Une Balle perdue (Obaltan) (1960) de Hyun-Mok Yoo
Quand les Coréens s'attaquent au néo-réalisme, juste à la sortie de la guerre (et oui, la leur, rappelez-vous vos cours de quatrième), voilà ce que cela donne : un film âpre où chaque personnage erre avant de toucher le fond, un portrait d'une misère quasi insoutenable dans cette Corée exsangue. Même s'il faut reconnaître que la version DVD (faite à partir de la seule copie qui reste de cette petite rareté) donne l'impression que le film date de 30 ans plus tôt, on plonge dans cet enfer coréen urbain corps et âme.
Deux frères et une soeur cohabitent dans une baraque toute pourrie avec leur mère qui passe ses journées vautrée sur un drap à hurler "Je veux sortir d'ici"... Elle donne, malheureusement ainsi, le la de ce film qui n'est point d'une gaieté folle. Le premier frère est un petit comptable qui gagne des clopinettes; son maigre salaire parvient guère à subvenir à ses deux gamins et à sa femme enceinte plus blanche qu'un fantôme. Il souffre pendant tout le film d'une rage de dents atroce mais il résiste pour ne pas aller à l'hôpital comme s'il finissait presque par se complaire dans sa souffrance. Son frère qui revient de la guerre ne trouve pas de taff et passe son temps à rien branler avec ses potes et à picoler. Il retrouve une très joulie infirmière qu'il a rencontrée pendant la guerre (scène sensuelle en diable quand elle allume sa clope sur la sienne, à quelques centimètres de son visage puis, la soirée suivante, lorsqu'ils tombent dans les bras l'un de l'autre); seulement cette histoire d'amour, cette petite étincelle de bonheur partagé, va po faire long feu, notre infirmière connaissant rapidement une fin tragique. A bout de souffle, notre gars décide de braquer une banque, comme pour tenter un dernier coup d'esbroufe avec une ancienne liaison, une femme devenue actrice, attirée uniquement par la thune. Ca finit pas super super c't'histoire. Enfin la gentille petite soeur passe ses soirées à se prostituer auprès de soldats ricains.
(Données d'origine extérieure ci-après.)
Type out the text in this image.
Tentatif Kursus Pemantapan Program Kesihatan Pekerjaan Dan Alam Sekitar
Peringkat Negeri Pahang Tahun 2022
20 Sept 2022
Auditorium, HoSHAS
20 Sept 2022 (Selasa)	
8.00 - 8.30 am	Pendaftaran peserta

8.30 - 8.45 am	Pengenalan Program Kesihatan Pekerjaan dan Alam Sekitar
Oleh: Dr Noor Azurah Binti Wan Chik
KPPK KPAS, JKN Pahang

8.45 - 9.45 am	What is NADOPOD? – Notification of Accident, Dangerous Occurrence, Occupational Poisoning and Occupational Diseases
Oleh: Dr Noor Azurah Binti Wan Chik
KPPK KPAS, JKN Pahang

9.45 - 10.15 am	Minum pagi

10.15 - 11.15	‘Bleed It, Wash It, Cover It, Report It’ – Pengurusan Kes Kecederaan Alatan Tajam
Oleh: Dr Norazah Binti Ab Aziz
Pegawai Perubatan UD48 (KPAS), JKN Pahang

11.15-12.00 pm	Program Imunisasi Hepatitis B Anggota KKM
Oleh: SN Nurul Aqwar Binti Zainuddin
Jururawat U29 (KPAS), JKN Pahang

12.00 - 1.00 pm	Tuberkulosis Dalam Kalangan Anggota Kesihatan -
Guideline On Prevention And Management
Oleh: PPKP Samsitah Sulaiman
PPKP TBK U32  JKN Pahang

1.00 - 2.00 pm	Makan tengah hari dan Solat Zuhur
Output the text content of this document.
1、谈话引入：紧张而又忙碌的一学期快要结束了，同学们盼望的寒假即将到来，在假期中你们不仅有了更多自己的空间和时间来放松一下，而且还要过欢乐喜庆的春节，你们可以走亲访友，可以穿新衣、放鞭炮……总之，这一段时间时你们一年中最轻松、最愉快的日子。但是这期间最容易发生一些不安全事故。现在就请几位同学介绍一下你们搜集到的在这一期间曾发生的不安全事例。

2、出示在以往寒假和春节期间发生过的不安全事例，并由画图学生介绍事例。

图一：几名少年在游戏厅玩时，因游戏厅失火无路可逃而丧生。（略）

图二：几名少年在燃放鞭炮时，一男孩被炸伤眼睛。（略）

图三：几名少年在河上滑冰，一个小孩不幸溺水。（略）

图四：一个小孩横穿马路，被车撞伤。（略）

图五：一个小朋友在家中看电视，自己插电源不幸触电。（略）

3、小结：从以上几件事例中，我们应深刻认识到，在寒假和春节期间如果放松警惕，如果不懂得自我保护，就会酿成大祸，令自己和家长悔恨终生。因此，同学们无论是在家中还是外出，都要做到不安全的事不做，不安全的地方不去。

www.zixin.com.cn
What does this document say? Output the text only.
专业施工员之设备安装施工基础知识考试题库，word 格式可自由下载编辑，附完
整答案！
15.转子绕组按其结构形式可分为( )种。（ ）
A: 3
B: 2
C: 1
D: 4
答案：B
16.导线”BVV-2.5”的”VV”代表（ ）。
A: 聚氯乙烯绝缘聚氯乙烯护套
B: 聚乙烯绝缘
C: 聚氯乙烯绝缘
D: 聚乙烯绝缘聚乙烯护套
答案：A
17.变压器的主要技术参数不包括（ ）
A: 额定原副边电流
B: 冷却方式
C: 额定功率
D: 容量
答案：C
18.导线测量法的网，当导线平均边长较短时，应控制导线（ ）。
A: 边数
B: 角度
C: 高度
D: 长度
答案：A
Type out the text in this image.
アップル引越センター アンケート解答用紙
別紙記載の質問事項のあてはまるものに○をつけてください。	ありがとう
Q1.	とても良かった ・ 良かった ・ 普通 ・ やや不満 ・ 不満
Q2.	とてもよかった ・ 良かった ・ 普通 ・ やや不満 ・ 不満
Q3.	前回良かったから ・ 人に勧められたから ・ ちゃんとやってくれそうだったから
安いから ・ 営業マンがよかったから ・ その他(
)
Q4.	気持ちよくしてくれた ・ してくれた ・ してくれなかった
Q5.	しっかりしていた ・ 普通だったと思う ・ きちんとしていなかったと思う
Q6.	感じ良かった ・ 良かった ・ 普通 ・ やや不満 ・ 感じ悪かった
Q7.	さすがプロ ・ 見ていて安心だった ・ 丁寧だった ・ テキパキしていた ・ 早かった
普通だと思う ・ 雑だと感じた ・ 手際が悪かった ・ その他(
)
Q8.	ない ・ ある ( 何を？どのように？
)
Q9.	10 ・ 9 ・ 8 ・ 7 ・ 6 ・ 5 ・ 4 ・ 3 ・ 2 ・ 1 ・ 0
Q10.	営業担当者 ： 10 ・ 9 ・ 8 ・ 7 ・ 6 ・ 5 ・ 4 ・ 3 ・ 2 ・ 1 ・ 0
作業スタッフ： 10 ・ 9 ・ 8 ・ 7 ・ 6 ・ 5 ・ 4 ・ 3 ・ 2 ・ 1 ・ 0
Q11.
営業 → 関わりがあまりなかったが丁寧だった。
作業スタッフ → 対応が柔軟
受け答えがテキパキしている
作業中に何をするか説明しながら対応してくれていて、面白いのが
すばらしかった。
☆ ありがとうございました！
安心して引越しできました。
Ce n'est pas une famille qui nage dans le bonheur, je voulais vous l'entendre dire.
Le constat est brutal : il n'y a, semble-t-il, guère d'échappatoire à cet enfer malgré une ultime tentative du petit comptable, totalement déboussolé c'est le mot, véritablement désespéré par cette société où l'honnêteté ne paie point - d'ailleurs, même si son frère, l'ex-soldat, semble, au final, prêt à tout pour s'en sortir, il refuse de faire l'acteur dans un film où on lui propose d'exhiber ses blessures : il s'interdit, avec une vraie dignité, de faire commerce de son traumatisme et de son corps mutilé (il a reçu deux balles dans le bide). La malhonnêteté ne paie pas plus, remarquez, et c'est bien ça le drame... Difficile de tenter de parler de la qualité des images - à l'aune de cette version, toute autant mutilée, qui nous reste - mais il faut reconnaître que Yoo possède un extraordinaire sens de la mise en scène : cette société qu'il nous montre est terriblement vivante et ses personnages possèdent tous une densité, une épaisseur, remarquables. Une vraie découverte que ce film rugueux, frontal, noir, qui recèle toutes les qualités pour faire date dans l'histoire du cinéma coréen. Des personnages qui errent comme des balles perdues mais un film qui méritait réellement de ne pas l'être.